In mid-2019, a feud emerged between Tessa Blanchard, Sami Callihan, and his stable Ohio Versus Everything (OvE), which led to several notable intergender matches between the two. At Slammiversary XVII in 2019, an intergender match was held as the main event for the first time in a wrestling pay-per-view, which saw Callihan defeat Blanchard. After winning as a tag team in the Mashup Tournament, Blanchard and Callihan received a rematch at Unbreakable to determine the number-one contender for the Impact World Championship at Bound for Glory, which was again won by Callihan.

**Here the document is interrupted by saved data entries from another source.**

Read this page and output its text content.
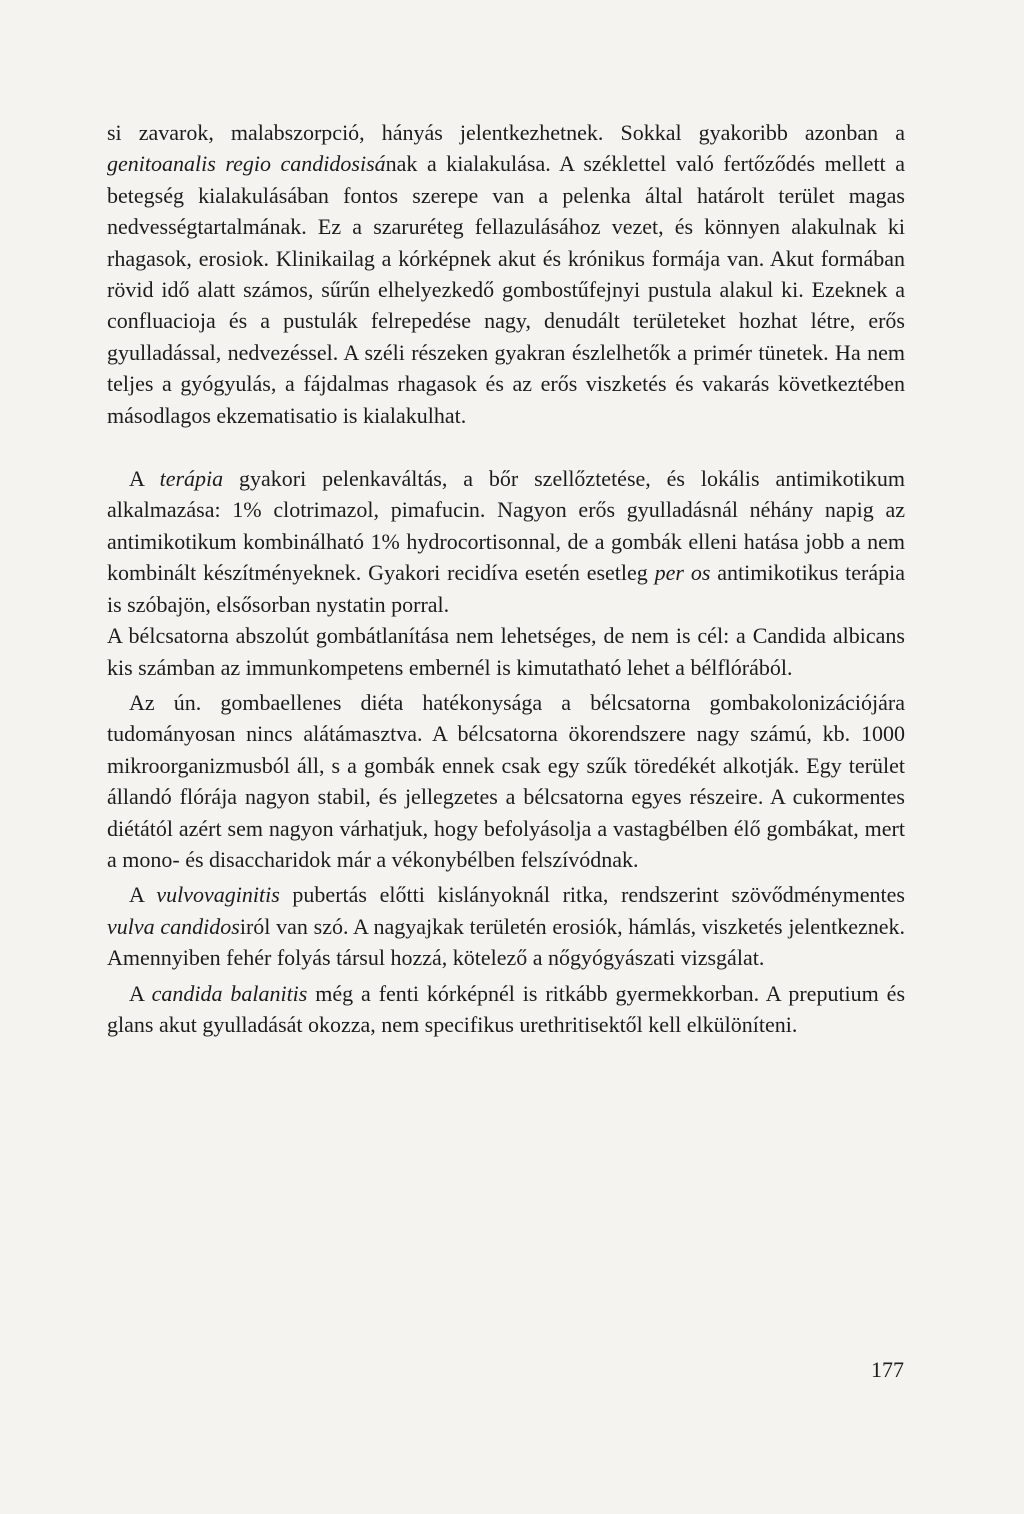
si zavarok, malabszorpció, hányás jelentkezhetnek. Sokkal gyakoribb azonban a genitoanalis regio candidosisának a kialakulása. A széklettel való fertőződés mellett a betegség kialakulásában fontos szerepe van a pelenka által határolt terület magas nedvességtartalmának. Ez a szaruréteg fellazulásához vezet, és könnyen alakulnak ki rhagasok, erosiok. Klinikailag a kórképnek akut és krónikus formája van. Akut formában rövid idő alatt számos, sűrűn elhelyezkedő gombostűfejnyi pustula alakul ki. Ezeknek a confluacioja és a pustulák felrepedése nagy, denudált területeket hozhat létre, erős gyulladással, nedvezéssel. A széli részeken gyakran észlelhetők a primér tünetek. Ha nem teljes a gyógyulás, a fájdalmas rhagasok és az erős viszketés és vakarás következtében másodlagos ekzematisatio is kialakulhat.

A terápia gyakori pelenkaváltás, a bőr szellőztetése, és lokális antimikotikum alkalmazása: 1% clotrimazol, pimafucin. Nagyon erős gyulladásnál néhány napig az antimikotikum kombinálható 1% hydrocortisonnal, de a gombák elleni hatása jobb a nem kombinált készítményeknek. Gyakori recidíva esetén esetleg per os antimikotikus terápia is szóbajön, elsősorban nystatin porral.

A bélcsatorna abszolút gombátlanítása nem lehetséges, de nem is cél: a Candida albicans kis számban az immunkompetens embernél is kimutatható lehet a bélflórából.

Az ún. gombaellenes diéta hatékonysága a bélcsatorna gombakolonizációjára tudományosan nincs alátámasztva. A bélcsatorna ökorendszere nagy számú, kb. 1000 mikroorganizmusból áll, s a gombák ennek csak egy szűk töredékét alkotják. Egy terület állandó flórája nagyon stabil, és jellegzetes a bélcsatorna egyes részeire. A cukormentes diétától azért sem nagyon várhatjuk, hogy befolyásolja a vastagbélben élő gombákat, mert a mono- és disaccharidok már a vékonybélben felszívódnak.

A vulvovaginitis pubertás előtti kislányoknál ritka, rendszerint szövődménymentes vulva candidosiról van szó. A nagyajkak területén erosiók, hámlás, viszketés jelentkeznek. Amennyiben fehér folyás társul hozzá, kötelező a nőgyógyászati vizsgálat.

A candida balanitis még a fenti kórképnél is ritkább gyermekkorban. A preputium és glans akut gyulladását okozza, nem specifikus urethritisektől kell elkülöníteni.

177
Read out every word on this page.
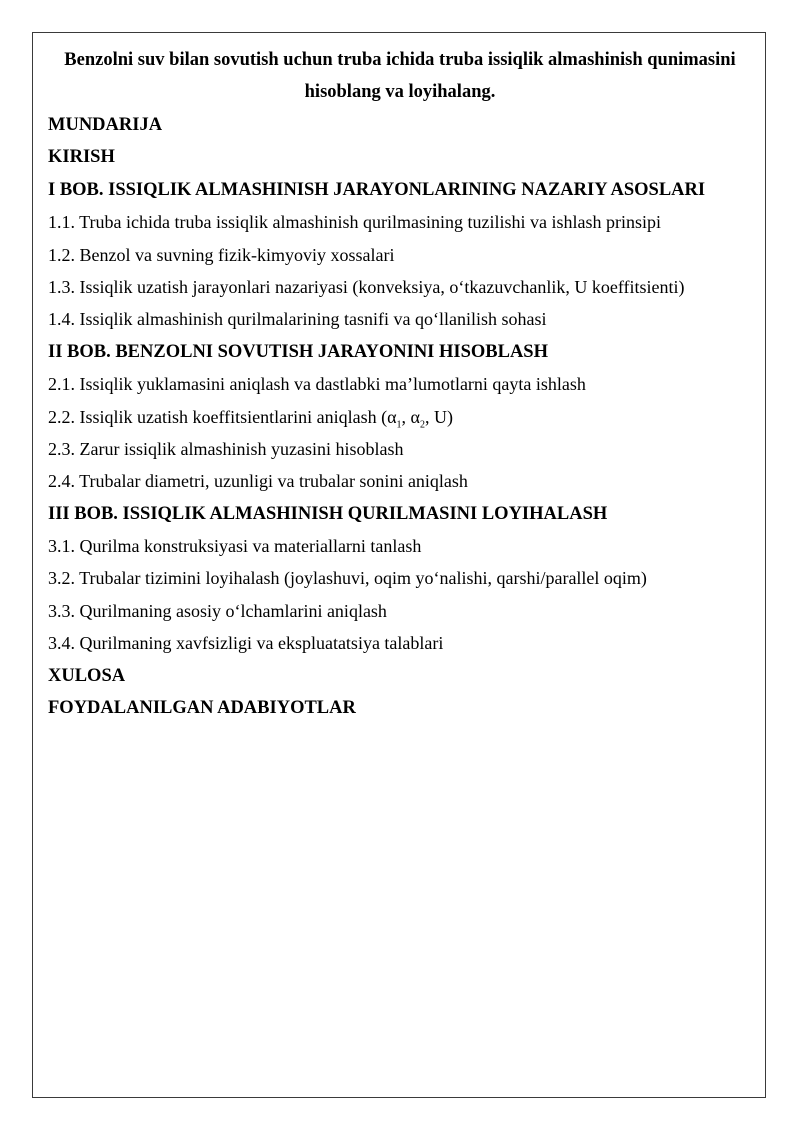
Benzolni suv bilan sovutish uchun truba ichida truba issiqlik almashinish qunimasini hisoblang va loyihalang.

MUNDARIJA
KIRISH
I BOB. ISSIQLIK ALMASHINISH JARAYONLARINING NAZARIY ASOSLARI
1.1. Truba ichida truba issiqlik almashinish qurilmasining tuzilishi va ishlash prinsipi
1.2. Benzol va suvning fizik-kimyoviy xossalari
1.3. Issiqlik uzatish jarayonlari nazariyasi (konveksiya, o‘tkazuvchanlik, U koeffitsienti)
1.4. Issiqlik almashinish qurilmalarining tasnifi va qo‘llanilish sohasi
II BOB. BENZOLNI SOVUTISH JARAYONINI HISOBLASH
2.1. Issiqlik yuklamasini aniqlash va dastlabki ma’lumotlarni qayta ishlash
2.2. Issiqlik uzatish koeffitsientlarini aniqlash ($\alpha_1$, $\alpha_2$, U)
2.3. Zarur issiqlik almashinish yuzasini hisoblash
2.4. Trubalar diametri, uzunligi va trubalar sonini aniqlash
III BOB. ISSIQLIK ALMASHINISH QURILMASINI LOYIHALASH
3.1. Qurilma konstruksiyasi va materiallarni tanlash
3.2. Trubalar tizimini loyihalash (joylashuvi, oqim yo‘nalishi, qarshi/parallel oqim)
3.3. Qurilmaning asosiy o‘lchamlarini aniqlash
3.4. Qurilmaning xavfsizligi va ekspluatatsiya talablari
XULOSA
FOYDALANILGAN ADABIYOTLAR
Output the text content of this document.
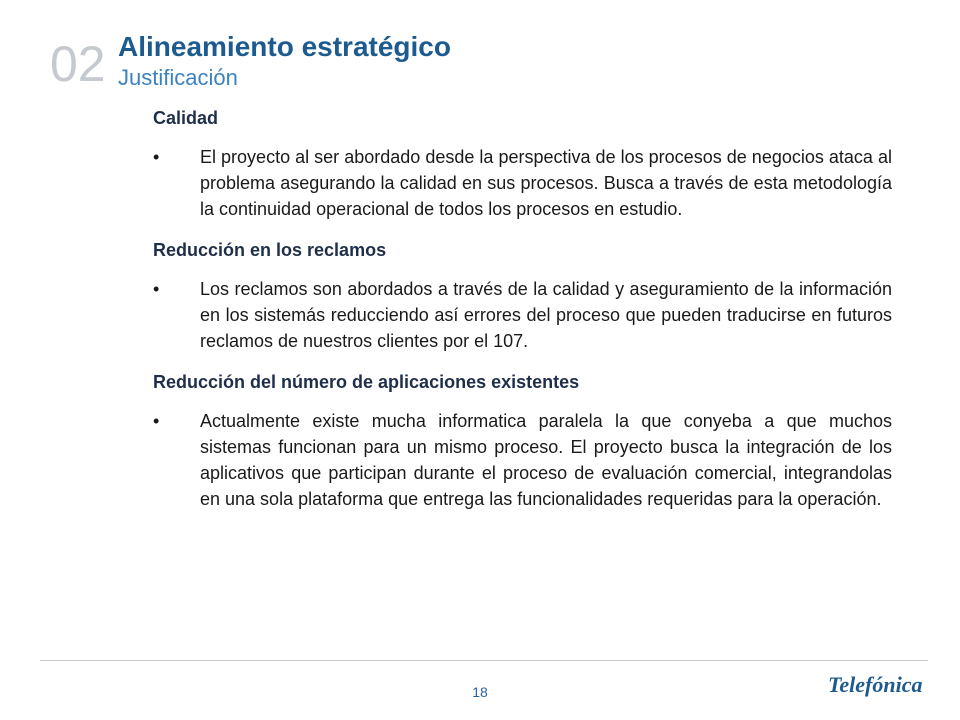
02 Alineamiento estratégico
Justificación
Calidad
•	El proyecto al ser abordado desde la perspectiva de los procesos de negocios ataca al problema asegurando la calidad en sus procesos. Busca a través de esta metodología la continuidad operacional de todos los procesos en estudio.
Reducción en los reclamos
•	Los reclamos son abordados a través de la calidad y aseguramiento de la información en los sistemás reducciendo así errores del proceso que pueden traducirse en futuros reclamos de nuestros clientes por el 107.
Reducción del número de aplicaciones existentes
•	Actualmente existe mucha informatica paralela la que conyeba a que muchos sistemas funcionan para un mismo proceso. El proyecto busca la integración de los aplicativos que participan durante el proceso de evaluación comercial, integrandolas en una sola plataforma que entrega las funcionalidades requeridas para la operación.
18	Telefónica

Blanchard would later win a gauntlet match against five male contenders on Impact Wrestling, becoming the number-one contender for the Impact World Championship. At Hard To Kill in January 2020, Blanchard would defeat Callihan to become the first woman to ever hold the Impact World Championship. While she would defend the title once against Taya Valkyrie (becoming the first women's match ever contested for the Impact World Championship), Blanchard was released by Impact Wrestling in June 2020, and vacated the World Championship as a result.

=== In other promotions ===
In Mexican lucha libre promotions, intergender matches are more common in tag team matches. However, both male and female wrestlers are restricted to attack those of their own gender. Some tag teams of this kind are siblings (such as Cinthia Moreno and Oriental), trained simultaneously with the same instructor, or even are on a real-life relationship such as boyfriend/girlfriend (Cibernético and Estrellita) or, as an exceptional case, husband and wife (Billy Boy and Faby Apache). Lucha Underground has regular one-on-one matches between men and women, and Sexy Star held the Lucha Underground title for a day, after winning it in an elimination match and lost it to Johnny Mundo in an intergender match.

In one extreme, a 2011 intergender match in Japan had Kenny Omega wrestle with a nine-year-old girl named Haruka. Video of the match went viral, made international news, and led to Omega receiving numerous death threats. However, despite the match going to a time limit draw, Omega wrestled in such a way as to not harm the girl, and even allowed her to have most of the offense.